If you stick to the stereotypes, the two could not be more different. Galton is best known for his pioneering work in eugenics, a discipline that is viewed as rather cold and unfeeling. Nightingale’s political campaigning is largely forgotten by the public, with the focus largely on her nursing in the Crimea.

This is not just a modern lapse. Natasha spoke of the fierce opposition to Galton’s views from the Church. Galton was no less critical of celibacy in the priesthood, baffled at the waste of intelligent, morally upright stock. Nightingale was, even in her own time, seen as an almost saintly figure, and Natasha gave an entertainingly mawkish performance of an excerpt from Longfellow’s famous poem, ‘Santa Filomena’.

Currently Director of the Florence Nightingale museum, and previously curator of UCL’s Galton Collection, Natasha had no dearth of knowledge on her subjects. She explained how they actually have a great deal in common. Both had unconventional childhoods in families from the tightly-knit ‘intellectual aristocracy’, developed a passion for statistics that shaped their work and had an overwhelming self-confidence in their own opinions.

A striking story of Nightingale’s single-mindedness involves the fate of her pet owl, Athena. After she left for the Crimea, it was found dead, having been trapped in a drawer. Nightingale’s housekeeper took it to be stuffed, and it is now in the Florence Nightingale Museum.

Galton’s interest in anthropometrics – the measuring of difference between human populations – began while he was in Africa. When he returned to London, he set up a lab in Kensington – moving later to UCL – where people would pay to have their measurements taken.

The science was so new that Galton designed many of the instruments himself; we were treated to the bizarre image of a tray of glass eyes staring out at us from the projector scheme; Galton them used to categorise eye colour into one of 16 types.

Nightingale was a pioneer in what we now call evidence-based medicine.
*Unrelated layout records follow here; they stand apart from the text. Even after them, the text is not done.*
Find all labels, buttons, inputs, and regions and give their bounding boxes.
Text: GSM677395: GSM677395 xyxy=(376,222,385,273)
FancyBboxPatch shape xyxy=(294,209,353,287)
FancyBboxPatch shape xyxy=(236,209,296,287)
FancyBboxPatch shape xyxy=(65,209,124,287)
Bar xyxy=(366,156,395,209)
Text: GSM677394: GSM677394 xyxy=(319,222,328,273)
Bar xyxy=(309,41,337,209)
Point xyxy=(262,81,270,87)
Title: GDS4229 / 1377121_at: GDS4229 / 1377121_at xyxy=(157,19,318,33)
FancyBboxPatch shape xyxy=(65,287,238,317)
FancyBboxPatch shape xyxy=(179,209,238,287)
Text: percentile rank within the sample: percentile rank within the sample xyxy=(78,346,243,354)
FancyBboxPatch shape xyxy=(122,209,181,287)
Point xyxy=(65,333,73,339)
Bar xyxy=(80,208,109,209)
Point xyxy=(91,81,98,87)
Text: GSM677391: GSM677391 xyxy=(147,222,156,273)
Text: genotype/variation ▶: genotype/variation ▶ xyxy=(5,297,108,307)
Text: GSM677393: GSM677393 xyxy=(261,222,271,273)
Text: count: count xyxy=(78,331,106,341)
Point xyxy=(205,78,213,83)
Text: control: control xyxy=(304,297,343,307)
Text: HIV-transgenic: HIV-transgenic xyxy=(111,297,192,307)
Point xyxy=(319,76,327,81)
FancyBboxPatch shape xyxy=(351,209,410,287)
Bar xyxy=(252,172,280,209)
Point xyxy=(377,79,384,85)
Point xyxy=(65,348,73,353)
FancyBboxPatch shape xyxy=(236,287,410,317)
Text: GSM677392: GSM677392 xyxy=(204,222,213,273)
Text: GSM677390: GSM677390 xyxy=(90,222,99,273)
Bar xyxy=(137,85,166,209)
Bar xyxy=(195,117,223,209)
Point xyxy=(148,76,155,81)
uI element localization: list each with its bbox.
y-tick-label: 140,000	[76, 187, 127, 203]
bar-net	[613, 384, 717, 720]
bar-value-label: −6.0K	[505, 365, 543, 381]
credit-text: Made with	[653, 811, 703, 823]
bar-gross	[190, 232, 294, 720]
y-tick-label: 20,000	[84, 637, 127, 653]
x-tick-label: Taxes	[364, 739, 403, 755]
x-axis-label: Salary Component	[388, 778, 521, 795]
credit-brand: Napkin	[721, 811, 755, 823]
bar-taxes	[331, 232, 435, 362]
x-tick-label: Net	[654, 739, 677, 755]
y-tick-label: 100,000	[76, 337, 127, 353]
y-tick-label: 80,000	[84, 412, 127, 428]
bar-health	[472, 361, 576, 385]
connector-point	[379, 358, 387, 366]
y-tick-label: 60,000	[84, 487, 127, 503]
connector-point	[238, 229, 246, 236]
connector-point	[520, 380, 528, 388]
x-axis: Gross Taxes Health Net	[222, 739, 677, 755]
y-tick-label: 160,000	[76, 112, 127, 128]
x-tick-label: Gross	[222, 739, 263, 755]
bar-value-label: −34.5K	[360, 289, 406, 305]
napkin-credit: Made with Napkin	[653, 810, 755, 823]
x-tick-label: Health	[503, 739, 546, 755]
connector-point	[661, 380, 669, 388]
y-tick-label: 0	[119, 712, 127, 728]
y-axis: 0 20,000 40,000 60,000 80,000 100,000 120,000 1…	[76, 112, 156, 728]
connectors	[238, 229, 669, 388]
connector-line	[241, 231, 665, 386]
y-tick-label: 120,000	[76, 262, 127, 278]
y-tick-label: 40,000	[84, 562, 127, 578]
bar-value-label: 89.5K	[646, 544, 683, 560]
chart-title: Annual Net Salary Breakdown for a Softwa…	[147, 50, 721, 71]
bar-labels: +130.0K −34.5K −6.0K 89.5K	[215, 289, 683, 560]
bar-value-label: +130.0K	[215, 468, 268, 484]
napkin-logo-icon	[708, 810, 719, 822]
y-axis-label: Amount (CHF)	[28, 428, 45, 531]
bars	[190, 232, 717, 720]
On her return from the Crimea, she received a royal commission to investigate health in the British army, using graphic statistics to demonstrate how more casualties resulted from disease than fighting. As her co-author William Farr put it, the report expressed the firm view that “numbers teach us whether the world is ill- or well-governed”.

My 19th century spectacles felt more necessary for Galton’s views than Nightingale’s. Natasha described Galton’s firm commitment to eugenics, including his fascination with criminals and his belief that their characters were expressed in physical attributes. He was keen on preventing criminals and other ‘degenerates’ from reproducing.

Still, Nightingale was no stranger to controversial opinion. She railed against the repeated inter-marriage between families that was typical of her social circle as likely to result in “cretinism”. She was also concerned with the fact that poor families continued having children for entirely selfish motives, with no regard to the social good or public health.

However, she seems to have been more optimistic than Galton, emphasising the social ingredients of ‘degeneracy’ and, hence, the possibility of people changing for the better. Galton seems to have been a hard-line genetic determinist: if you were born of bad stock, you stood little chance of coming out well.

It is striking, given their views on reproduction, that neither ever had children of their own. Perhaps they were each so convinced by the statistics on the social dangers of reproduction that they could never bring themselves to take the risk.

Ben Davies is an intern in UCL Communications & Marketing.